From the development trend of stablecoins, the global market value of stablecoins has now exceeded $180 billion and is growing rapidly, especially in emerging markets. In many countries, local currencies are unstable and inflation is severe, leading locals to prefer holding dollar-pegged stablecoins. This demand is real.

The emergence of AI Agents will greatly expand the use cases for stablecoins because Agents don't care about exchange rate fluctuations or the cumbersome processes of cross-border transfers. They only care about efficiency and cost. The 24/7 trading of stablecoins without intermediaries and confirmations in seconds are essential features for Agents.

The logic behind PayPal issuing pyUSD is similar. They know it's challenging to promote stablecoins on a large scale purely through B2C. However, if they focus on B2B, allowing enterprises to use Agents for payments, the use cases open up completely. An e-commerce platform might have millions of merchants. If these merchants use Agents to handle orders, manage inventory, and automatically restock, the transaction volume would be astronomical.
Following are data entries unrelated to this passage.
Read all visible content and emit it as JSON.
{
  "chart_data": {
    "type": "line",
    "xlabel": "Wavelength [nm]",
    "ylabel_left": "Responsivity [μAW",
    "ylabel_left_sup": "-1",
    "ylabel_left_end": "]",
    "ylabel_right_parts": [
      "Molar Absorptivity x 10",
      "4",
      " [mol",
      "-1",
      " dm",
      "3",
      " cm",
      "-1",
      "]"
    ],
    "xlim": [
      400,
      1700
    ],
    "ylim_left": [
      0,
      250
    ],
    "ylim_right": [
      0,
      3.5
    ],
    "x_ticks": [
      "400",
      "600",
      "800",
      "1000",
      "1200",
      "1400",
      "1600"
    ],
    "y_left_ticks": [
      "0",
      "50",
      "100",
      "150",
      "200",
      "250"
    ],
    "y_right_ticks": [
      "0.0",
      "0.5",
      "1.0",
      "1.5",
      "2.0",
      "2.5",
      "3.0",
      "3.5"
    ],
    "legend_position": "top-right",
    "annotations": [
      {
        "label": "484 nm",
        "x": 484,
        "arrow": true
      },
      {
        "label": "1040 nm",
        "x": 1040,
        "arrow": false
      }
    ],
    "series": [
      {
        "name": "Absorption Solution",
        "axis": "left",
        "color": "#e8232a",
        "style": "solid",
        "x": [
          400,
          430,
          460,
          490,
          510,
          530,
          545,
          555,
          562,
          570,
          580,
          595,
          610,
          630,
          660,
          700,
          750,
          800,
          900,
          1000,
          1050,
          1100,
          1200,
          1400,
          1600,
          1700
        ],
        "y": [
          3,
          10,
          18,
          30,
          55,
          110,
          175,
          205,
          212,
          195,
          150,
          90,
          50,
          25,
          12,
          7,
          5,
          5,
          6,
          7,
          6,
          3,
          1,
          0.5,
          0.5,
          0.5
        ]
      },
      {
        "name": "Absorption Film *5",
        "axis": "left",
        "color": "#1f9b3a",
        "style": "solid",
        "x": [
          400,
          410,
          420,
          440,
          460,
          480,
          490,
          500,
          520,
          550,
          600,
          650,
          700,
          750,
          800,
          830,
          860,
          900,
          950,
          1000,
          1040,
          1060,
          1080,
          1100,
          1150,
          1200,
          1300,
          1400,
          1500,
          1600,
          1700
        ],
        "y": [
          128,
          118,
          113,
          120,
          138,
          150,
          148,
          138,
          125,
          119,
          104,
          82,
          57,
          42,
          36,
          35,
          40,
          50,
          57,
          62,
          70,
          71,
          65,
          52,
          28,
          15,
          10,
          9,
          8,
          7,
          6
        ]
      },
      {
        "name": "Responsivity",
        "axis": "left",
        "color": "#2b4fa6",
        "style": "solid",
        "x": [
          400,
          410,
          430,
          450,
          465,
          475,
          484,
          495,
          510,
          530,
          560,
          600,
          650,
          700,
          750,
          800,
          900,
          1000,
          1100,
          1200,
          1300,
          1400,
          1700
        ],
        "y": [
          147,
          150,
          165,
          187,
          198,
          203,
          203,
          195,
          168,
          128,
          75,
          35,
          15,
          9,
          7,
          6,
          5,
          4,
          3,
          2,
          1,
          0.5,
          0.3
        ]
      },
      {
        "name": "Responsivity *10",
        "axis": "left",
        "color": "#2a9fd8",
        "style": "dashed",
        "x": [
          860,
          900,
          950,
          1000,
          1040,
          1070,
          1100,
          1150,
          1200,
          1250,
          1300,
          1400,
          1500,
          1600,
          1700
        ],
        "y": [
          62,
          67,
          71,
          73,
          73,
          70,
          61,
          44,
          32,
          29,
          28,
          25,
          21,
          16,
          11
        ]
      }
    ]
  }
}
What KITE aims to do is provide the infrastructure for the B2B market, not to educate consumers about stablecoins, but to enable enterprise Agents to seamlessly use stablecoins. Merchants do not need to understand what blockchain or private keys are; they only need to know that Agents can automatically complete payments and that the cost is lower than credit cards and faster than bank transfers. That's enough.
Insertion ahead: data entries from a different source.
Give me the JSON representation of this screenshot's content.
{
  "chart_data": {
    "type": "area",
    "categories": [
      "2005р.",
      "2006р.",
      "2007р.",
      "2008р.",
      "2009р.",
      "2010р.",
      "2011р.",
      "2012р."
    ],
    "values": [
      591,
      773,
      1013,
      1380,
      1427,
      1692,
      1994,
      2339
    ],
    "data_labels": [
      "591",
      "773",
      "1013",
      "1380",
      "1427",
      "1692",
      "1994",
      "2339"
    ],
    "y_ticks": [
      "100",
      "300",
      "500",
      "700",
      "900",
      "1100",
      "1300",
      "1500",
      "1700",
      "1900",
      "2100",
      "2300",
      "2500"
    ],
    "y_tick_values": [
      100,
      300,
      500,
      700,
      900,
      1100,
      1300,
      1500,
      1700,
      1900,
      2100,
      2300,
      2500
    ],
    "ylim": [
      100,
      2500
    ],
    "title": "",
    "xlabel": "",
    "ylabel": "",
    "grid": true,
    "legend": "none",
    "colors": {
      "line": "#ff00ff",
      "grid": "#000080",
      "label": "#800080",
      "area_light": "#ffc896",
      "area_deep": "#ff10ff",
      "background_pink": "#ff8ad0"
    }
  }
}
From the testnet data, this direction has been validated. There are over 74 million unique addresses and 1.7 billion Agent calls. These numbers prove that developers recognize KITE's technical solution and are actively trying various application scenarios. Once the mainnet is launched, these test applications can be directly converted into commercial applications, immediately generating transaction volume.

Lastly, one point that many people overlook is that KITE's choice of stablecoins has a strategic consideration, which is to avoid direct competition with Bitcoin and Ethereum. If KITE develops into a universal public chain, it would have to compete with Ethereum for DeFi, with Solana for high performance, and with various L2s for ecosystems. This red ocean is too crowded.

However, if they focus on Agent payments, using stablecoins as the native token, that represents a relatively blue ocean market with few competitors and clear differentiation. This positioning is very clear; it’s not about doing everything, but rather about capturing a niche segment and executing it to perfection.

When both PayPal and Visa are focusing on the AI Agent wallet, KITE has already set up the infrastructure. Next, it depends on who can capture the market faster, who can provide a better developer experience, and who can integrate more application scenarios. This war has just begun.